Plus de la moitié des moins de 18 ans en Suisse ont déjà regardé un film porno sur Internet. C'est ce que montre la dernière étude James de la Haute école zurichoise des sciences appliquées (ZHAW). Le conseiller national zurichois du Parti Evangélique suisse Nik Gugger souhaite donc mieux protéger les enfants et les jeunes des contenus pornographiques.
Malgré une législation claire, la situation est insatisfaisante. Aujourd'hui, toute personne rendant la pornographie accessible aux moins de 16 ans sur Internet est punissable. Les fournisseurs doivent vérifier l'âge et interdire l'accès aux jeunes. Seulement, dans la réalité, la protection des mineurs est mal appliquée. Un clic de confirmation suffit pour faire croire à un âge légal.
Le Conseil national a, lui aussi, jugé cette situation choquante. En mai dernier, il a approuvé la motion à une majorité des deux tiers. Au Conseil des Etats également, le politicien du PEV était sur la bonne voie, jusqu'à ce que la commission juridique émette des réserves. La commission des télécommunications en charge du dossier a donc fait rédiger un rapport sur les aspects juridiques.
Du côté du Conseil fédéral, on estime que la Suisse fait déjà le maximum:
Pour faire respecter l'interdiction, le gouvernement estime qu'il faudrait un «blocage du réseau».
Mais celui-ci peut également être contourné, comme le montre la loi sur les jeux d'argent. Depuis 2019, seuls les casinos suisses peuvent proposer des jeux d'argent en ligne. Les joueurs peuvent toutefois dissimuler leur localisation suisse au moyen d'un service VPN. C'est ce que le Contrôle fédéral des finances a souligné au début de l'année dans un rapport de contrôle.

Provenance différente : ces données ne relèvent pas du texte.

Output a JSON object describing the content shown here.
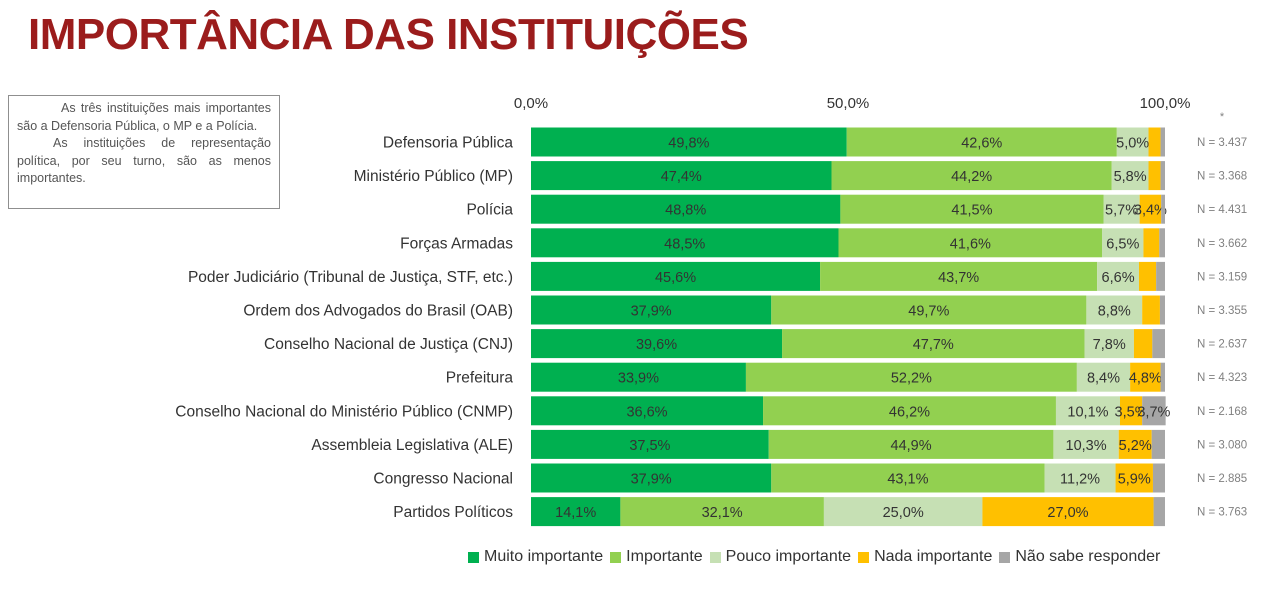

Pour les opposants, il est donc clair que seuls les Etats qui contrôlent l'ensemble du trafic Internet peuvent appliquer efficacement les blocages de réseaux. Le Parti pirate est encore plus critique. Les mesures demandées «encourageraient la collecte de vastes profils de personnalité et révéleraient notamment les tendances sexuelles et le comportement des utilisateurs», prévient-il.

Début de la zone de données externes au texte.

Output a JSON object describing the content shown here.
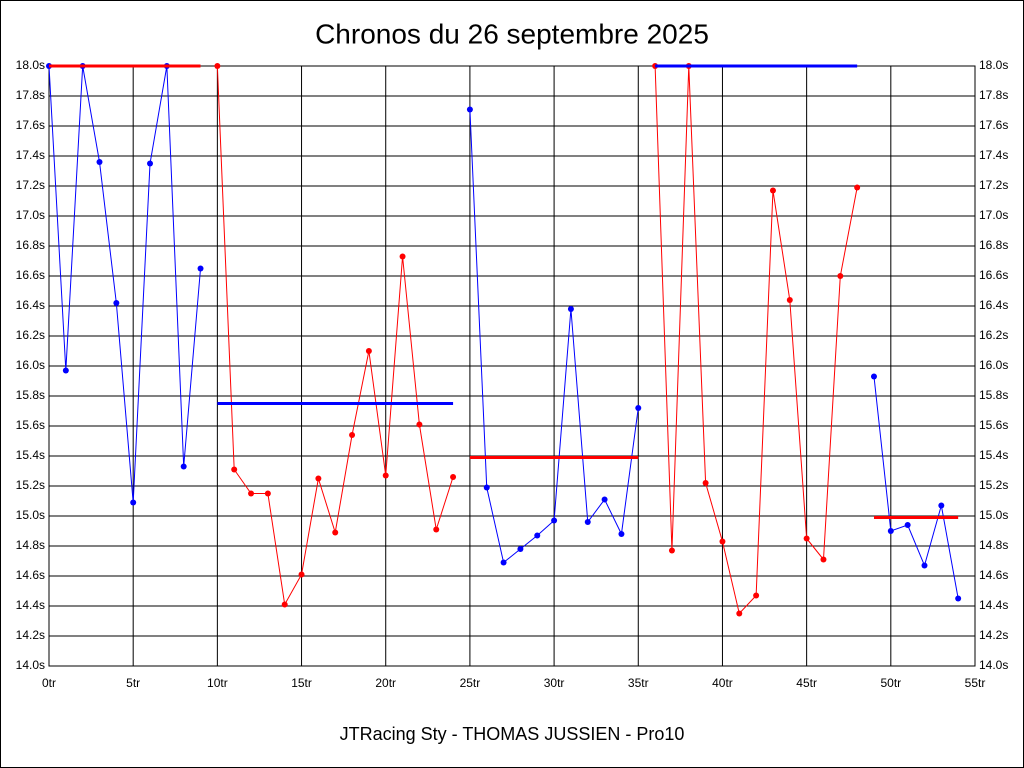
{
  "chart_data": {
    "type": "line",
    "title": "Chronos du 26 septembre 2025",
    "xlabel": "JTRacing Sty - THOMAS JUSSIEN - Pro10",
    "xlim": [
      0,
      55
    ],
    "xticks": [
      {
        "value": 0,
        "label": "0tr"
      },
      {
        "value": 5,
        "label": "5tr"
      },
      {
        "value": 10,
        "label": "10tr"
      },
      {
        "value": 15,
        "label": "15tr"
      },
      {
        "value": 20,
        "label": "20tr"
      },
      {
        "value": 25,
        "label": "25tr"
      },
      {
        "value": 30,
        "label": "30tr"
      },
      {
        "value": 35,
        "label": "35tr"
      },
      {
        "value": 40,
        "label": "40tr"
      },
      {
        "value": 45,
        "label": "45tr"
      },
      {
        "value": 50,
        "label": "50tr"
      },
      {
        "value": 55,
        "label": "55tr"
      }
    ],
    "ylim": [
      14.0,
      18.0
    ],
    "yticks": [
      {
        "value": 14.0,
        "label": "14.0s"
      },
      {
        "value": 14.2,
        "label": "14.2s"
      },
      {
        "value": 14.4,
        "label": "14.4s"
      },
      {
        "value": 14.6,
        "label": "14.6s"
      },
      {
        "value": 14.8,
        "label": "14.8s"
      },
      {
        "value": 15.0,
        "label": "15.0s"
      },
      {
        "value": 15.2,
        "label": "15.2s"
      },
      {
        "value": 15.4,
        "label": "15.4s"
      },
      {
        "value": 15.6,
        "label": "15.6s"
      },
      {
        "value": 15.8,
        "label": "15.8s"
      },
      {
        "value": 16.0,
        "label": "16.0s"
      },
      {
        "value": 16.2,
        "label": "16.2s"
      },
      {
        "value": 16.4,
        "label": "16.4s"
      },
      {
        "value": 16.6,
        "label": "16.6s"
      },
      {
        "value": 16.8,
        "label": "16.8s"
      },
      {
        "value": 17.0,
        "label": "17.0s"
      },
      {
        "value": 17.2,
        "label": "17.2s"
      },
      {
        "value": 17.4,
        "label": "17.4s"
      },
      {
        "value": 17.6,
        "label": "17.6s"
      },
      {
        "value": 17.8,
        "label": "17.8s"
      },
      {
        "value": 18.0,
        "label": "18.0s"
      }
    ],
    "grid": true,
    "series": [
      {
        "color": "#0000ff",
        "x": [
          0,
          1,
          2,
          3,
          4,
          5,
          6,
          7,
          8,
          9
        ],
        "values": [
          18.0,
          15.97,
          18.0,
          17.36,
          16.42,
          15.09,
          17.35,
          18.0,
          15.33,
          16.65
        ]
      },
      {
        "color": "#ff0000",
        "x": [
          10,
          11,
          12,
          13,
          14,
          15,
          16,
          17,
          18,
          19,
          20,
          21,
          22,
          23,
          24
        ],
        "values": [
          18.0,
          15.31,
          15.15,
          15.15,
          14.41,
          14.61,
          15.25,
          14.89,
          15.54,
          16.1,
          15.27,
          16.73,
          15.61,
          14.91,
          15.26
        ]
      },
      {
        "color": "#0000ff",
        "x": [
          25,
          26,
          27,
          28,
          29,
          30,
          31,
          32,
          33,
          34,
          35
        ],
        "values": [
          17.71,
          15.19,
          14.69,
          14.78,
          14.87,
          14.97,
          16.38,
          14.96,
          15.11,
          14.88,
          15.72
        ]
      },
      {
        "color": "#ff0000",
        "x": [
          36,
          37,
          38,
          39,
          40,
          41,
          42,
          43,
          44,
          45,
          46,
          47,
          48
        ],
        "values": [
          18.0,
          14.77,
          18.0,
          15.22,
          14.83,
          14.35,
          14.47,
          17.17,
          16.44,
          14.85,
          14.71,
          16.6,
          17.19
        ]
      },
      {
        "color": "#0000ff",
        "x": [
          49,
          50,
          51,
          52,
          53,
          54
        ],
        "values": [
          15.93,
          14.9,
          14.94,
          14.67,
          15.07,
          14.45
        ]
      }
    ],
    "reference_lines": [
      {
        "color": "#ff0000",
        "xlim": [
          0,
          9
        ],
        "value": 18.0
      },
      {
        "color": "#0000ff",
        "xlim": [
          10,
          24
        ],
        "value": 15.75
      },
      {
        "color": "#ff0000",
        "xlim": [
          25,
          35
        ],
        "value": 15.39
      },
      {
        "color": "#0000ff",
        "xlim": [
          36,
          48
        ],
        "value": 18.0
      },
      {
        "color": "#ff0000",
        "xlim": [
          49,
          54
        ],
        "value": 14.99
      }
    ]
  }
}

La mise en oeuvre est-elle donc disproportionnée et trop difficile? Pour Nik Gugger, ce ne sont que des excuses.
Il envisage une identification de l'âge par carte de crédit, comme c'est déjà le cas en Allemagne. En Suisse, la volonté politique fait jusqu'à présent défaut, Nik Gugger en est convaincu.
Mais le temps joue en faveur de l'homme politique du PEV. Le gouvernement français a récemment présenté une loi visant à renforcer la protection des mineurs sur Internet. Les visiteurs des sites pornographiques devront présenter une autorisation numérique délivrée par un organisme administratif tiers. Celui-ci délivrera un renseignement automatisé sur l'âge, sans savoir lui-même pourquoi la demande est faite. Le système est testé depuis mars, avec des résultats encourageants. Le nouveau système devrait être introduit à la fin de l'année.
La Suisse n'en est pas encore là. Néanmoins, il y a de bonnes chances pour que la commission du Conseil des Etats donne son feu vert. Il s'agirait alors de la question cruciale, à savoir la mise en œuvre. Albert Rösti devrait faire preuve de plus de compréhension que Simonetta Sommaruga. Il a d'ailleurs cosigné l'intervention.